Stephanie Barton, Macmillan Children’s Books for children under six, said the children’s market was still very brand-led. “I still think parents are looking for things they can trust and they have a lot of faith in classic brands that have been around a while.”
HarperFiction publisher Kate Elton warned it was “more important than ever that brands deliver because readers are more and more discerning”.
Trevathan added that publishers needed to “constantly refresh big-brand authors, to really investigate author brands whose sales been declining faster than the market suggests they should, and, of course, to create new brands by locating a core market and growing an author out from there”.
One of Penguin Random House’s biggest brands, Jamie Oliver, had a sharp sales fall in 2013. However PRH UK c.e.o.
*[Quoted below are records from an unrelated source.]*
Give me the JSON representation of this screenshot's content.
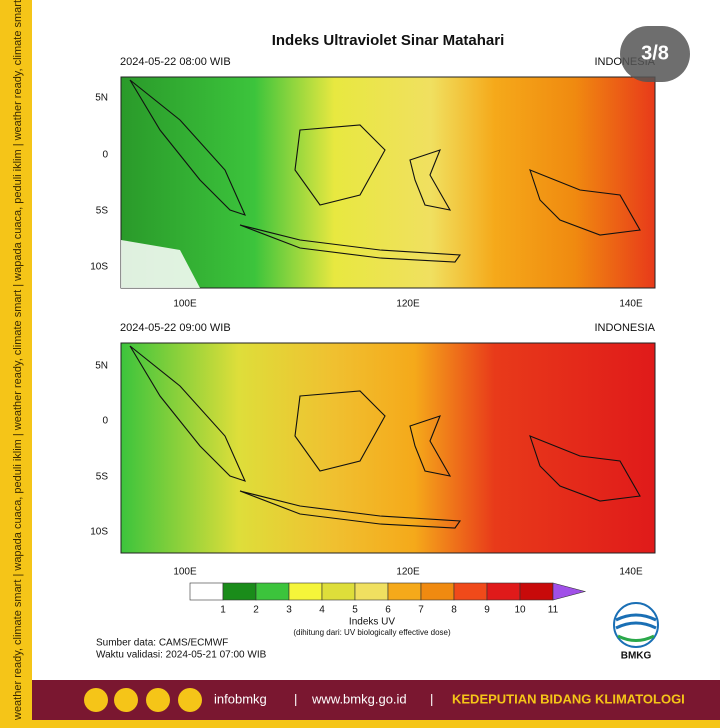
{
  "badge": "3/8",
  "title": "Indeks Ultraviolet Sinar Matahari",
  "maps": [
    {
      "timestamp": "2024-05-22  08:00 WIB",
      "region": "INDONESIA"
    },
    {
      "timestamp": "2024-05-22  09:00 WIB",
      "region": "INDONESIA"
    }
  ],
  "lat_labels": [
    "5N",
    "0",
    "5S",
    "10S"
  ],
  "lon_labels": [
    "100E",
    "120E",
    "140E"
  ],
  "colorbar": {
    "ticks": [
      1,
      2,
      3,
      4,
      5,
      6,
      7,
      8,
      9,
      10,
      11
    ],
    "colors": [
      "#ffffff",
      "#1a8c1a",
      "#3cc43c",
      "#f5f53a",
      "#dede3a",
      "#f0e060",
      "#f5a91a",
      "#f08a10",
      "#f04a1a",
      "#e01a1a",
      "#c80a0a",
      "#a050e8"
    ],
    "label": "Indeks UV",
    "note": "(dihitung dari: UV biologically effective dose)"
  },
  "source": "Sumber data: CAMS/ECMWF",
  "validity": "Waktu validasi: 2024-05-21 07:00 WIB",
  "logo": "BMKG",
  "sidebar": "weather ready, climate smart  |  wapada cuaca, peduli iklim  |  weather ready, climate smart  |  wapada cuaca, peduli iklim  |  weather ready, climate smart",
  "footer": {
    "handle": "infobmkg",
    "separator": "|",
    "website": "www.bmkg.go.id",
    "department": "KEDEPUTIAN BIDANG KLIMATOLOGI"
  }
}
Tom Weldon said the chef’s latest, Save with Jamie, was up against “mega phenomenons” in his 30-Minute Meals and 15-Minute Meals (all Michael Joseph). “Jamie Oliver as a brand went down last year because the new frontlist didn’t do quite as well as the others,” Weldon said.
“The thing I would read into this is that those super phenomenons... you’re lucky to get one a decade. It’s just coming down from those heights.”